Israelische Drusen appellieren an die Regierung, ihrem Volk zu helfen.

(Foto: Menahem Kahana/AFP)

Syriens Drusen fürchten die vorrückenden Islamisten. Ihr Hilferuf erreicht auch Israel.

Von Peter Münch, Tel Aviv

Nun trifft es auch die Drusen: Die Religionsgruppe, deren rund eine Million Mitglieder verstreut über Syrien, Libanon und Israel leben, sind nun durch ein Massaker in den Fokus des syrischen Bürgerkriegs geraten. Mindestens 20 Drusen sollen vorige Woche in der nördlichen Provinz Idlib von Kämpfern der Al-Nusra-Front hingemetzelt worden sein. Zunehmend bedroht werden die 700 000 syrischen Drusen aber auch von den Truppen des Islamischen Staats (IS) - und die Sorge wächst, dass ihnen rund um den Jabel al-Druze, den Drusenberg, ein ähnlich grausames Schicksal drohen könnte wie den Jesiden. Hilfe wird dringend angefordert - nicht zuletzt aus Israel.

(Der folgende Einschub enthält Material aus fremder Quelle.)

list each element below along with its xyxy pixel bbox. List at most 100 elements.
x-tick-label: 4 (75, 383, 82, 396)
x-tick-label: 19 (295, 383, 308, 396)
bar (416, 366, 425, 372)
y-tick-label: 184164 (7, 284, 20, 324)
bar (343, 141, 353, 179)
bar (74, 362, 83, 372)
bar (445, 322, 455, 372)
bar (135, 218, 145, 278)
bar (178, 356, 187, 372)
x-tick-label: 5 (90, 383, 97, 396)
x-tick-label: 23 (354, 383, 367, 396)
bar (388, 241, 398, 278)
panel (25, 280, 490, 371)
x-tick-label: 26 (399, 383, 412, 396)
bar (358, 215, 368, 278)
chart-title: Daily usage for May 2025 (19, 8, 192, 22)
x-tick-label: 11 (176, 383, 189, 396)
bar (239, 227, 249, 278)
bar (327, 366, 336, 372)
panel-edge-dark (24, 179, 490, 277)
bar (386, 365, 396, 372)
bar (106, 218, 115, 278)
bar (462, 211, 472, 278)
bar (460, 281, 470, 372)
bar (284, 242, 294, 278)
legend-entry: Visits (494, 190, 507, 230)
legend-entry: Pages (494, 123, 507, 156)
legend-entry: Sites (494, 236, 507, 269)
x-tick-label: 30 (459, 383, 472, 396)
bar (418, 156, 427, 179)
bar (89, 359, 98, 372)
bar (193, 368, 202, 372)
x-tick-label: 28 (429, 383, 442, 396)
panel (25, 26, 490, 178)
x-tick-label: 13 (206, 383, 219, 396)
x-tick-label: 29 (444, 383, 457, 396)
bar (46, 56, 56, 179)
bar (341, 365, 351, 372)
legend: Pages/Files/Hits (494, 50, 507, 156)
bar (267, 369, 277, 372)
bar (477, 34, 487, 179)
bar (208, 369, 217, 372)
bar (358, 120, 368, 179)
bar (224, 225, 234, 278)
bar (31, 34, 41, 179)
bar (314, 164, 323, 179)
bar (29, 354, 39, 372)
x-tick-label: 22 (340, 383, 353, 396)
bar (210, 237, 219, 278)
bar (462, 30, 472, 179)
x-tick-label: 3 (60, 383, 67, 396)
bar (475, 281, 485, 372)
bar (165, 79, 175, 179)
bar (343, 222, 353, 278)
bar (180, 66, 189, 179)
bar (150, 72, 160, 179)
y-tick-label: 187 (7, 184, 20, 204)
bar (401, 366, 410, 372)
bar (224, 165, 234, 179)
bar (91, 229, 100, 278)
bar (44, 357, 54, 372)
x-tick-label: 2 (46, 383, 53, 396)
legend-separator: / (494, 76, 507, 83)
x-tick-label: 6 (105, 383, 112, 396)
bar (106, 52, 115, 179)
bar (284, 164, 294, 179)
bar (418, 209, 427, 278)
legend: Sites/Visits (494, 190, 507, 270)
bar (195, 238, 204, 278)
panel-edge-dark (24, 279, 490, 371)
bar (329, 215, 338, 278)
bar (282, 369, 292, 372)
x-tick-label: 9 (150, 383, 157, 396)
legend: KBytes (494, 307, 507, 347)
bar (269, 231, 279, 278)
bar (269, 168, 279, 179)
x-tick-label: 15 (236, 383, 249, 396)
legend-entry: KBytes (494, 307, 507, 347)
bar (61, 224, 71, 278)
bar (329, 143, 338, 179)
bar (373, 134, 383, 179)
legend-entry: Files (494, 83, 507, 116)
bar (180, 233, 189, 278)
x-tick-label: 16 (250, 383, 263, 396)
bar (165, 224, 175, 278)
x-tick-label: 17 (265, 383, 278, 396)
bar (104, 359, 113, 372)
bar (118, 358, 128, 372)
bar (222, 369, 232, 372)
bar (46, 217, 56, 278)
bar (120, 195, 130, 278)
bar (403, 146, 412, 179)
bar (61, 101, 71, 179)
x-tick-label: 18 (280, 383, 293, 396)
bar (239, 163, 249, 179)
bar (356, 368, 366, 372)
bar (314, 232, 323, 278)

Der syrische Drusenberg nämlich ist nur 50 Kilometer entfernt von den Golanhöhen, auf denen ein Teil der mehr als 100 000 israelischen Drusen lebt. Nicht wenige Drusen dienen in Israels Armee, manche sogar auf höheren Posten. Loyalität allen Regimes gegenüber gehört als überlebenssichernde Vorsichtsmaßnahme zu den Grundhaltungen dieser Religionsgruppe, die sich vor tausend Jahren vom Islam abgespalten hat. Doch die Sorge um die Glaubensgenossen in Syrien hat nun die Drusen auf der israelischen Seite zum Protest auf die Straßen getrieben. Gefordert wird von Israel militärischer Beistand oder zumindest Waffenlieferungen.

Der Bürgermeister eines Drusendorfs auf dem Golan verglich die "existenzielle Bedrohung" seines Volkes gar mit dem Holocaust, um die Regierung in Jerusalem aufzurütteln. Das Massaker von Idlib bezeichnete er als drusische "Kristallnacht". Hinter den Kulissen sondiert überdies der drusische Likud-Politiker Ajub Kara, der jüngst zum Vize-Minister für Regionale Kooperation ernannt worden war, alle Möglichkeiten zur Hilfeleistung.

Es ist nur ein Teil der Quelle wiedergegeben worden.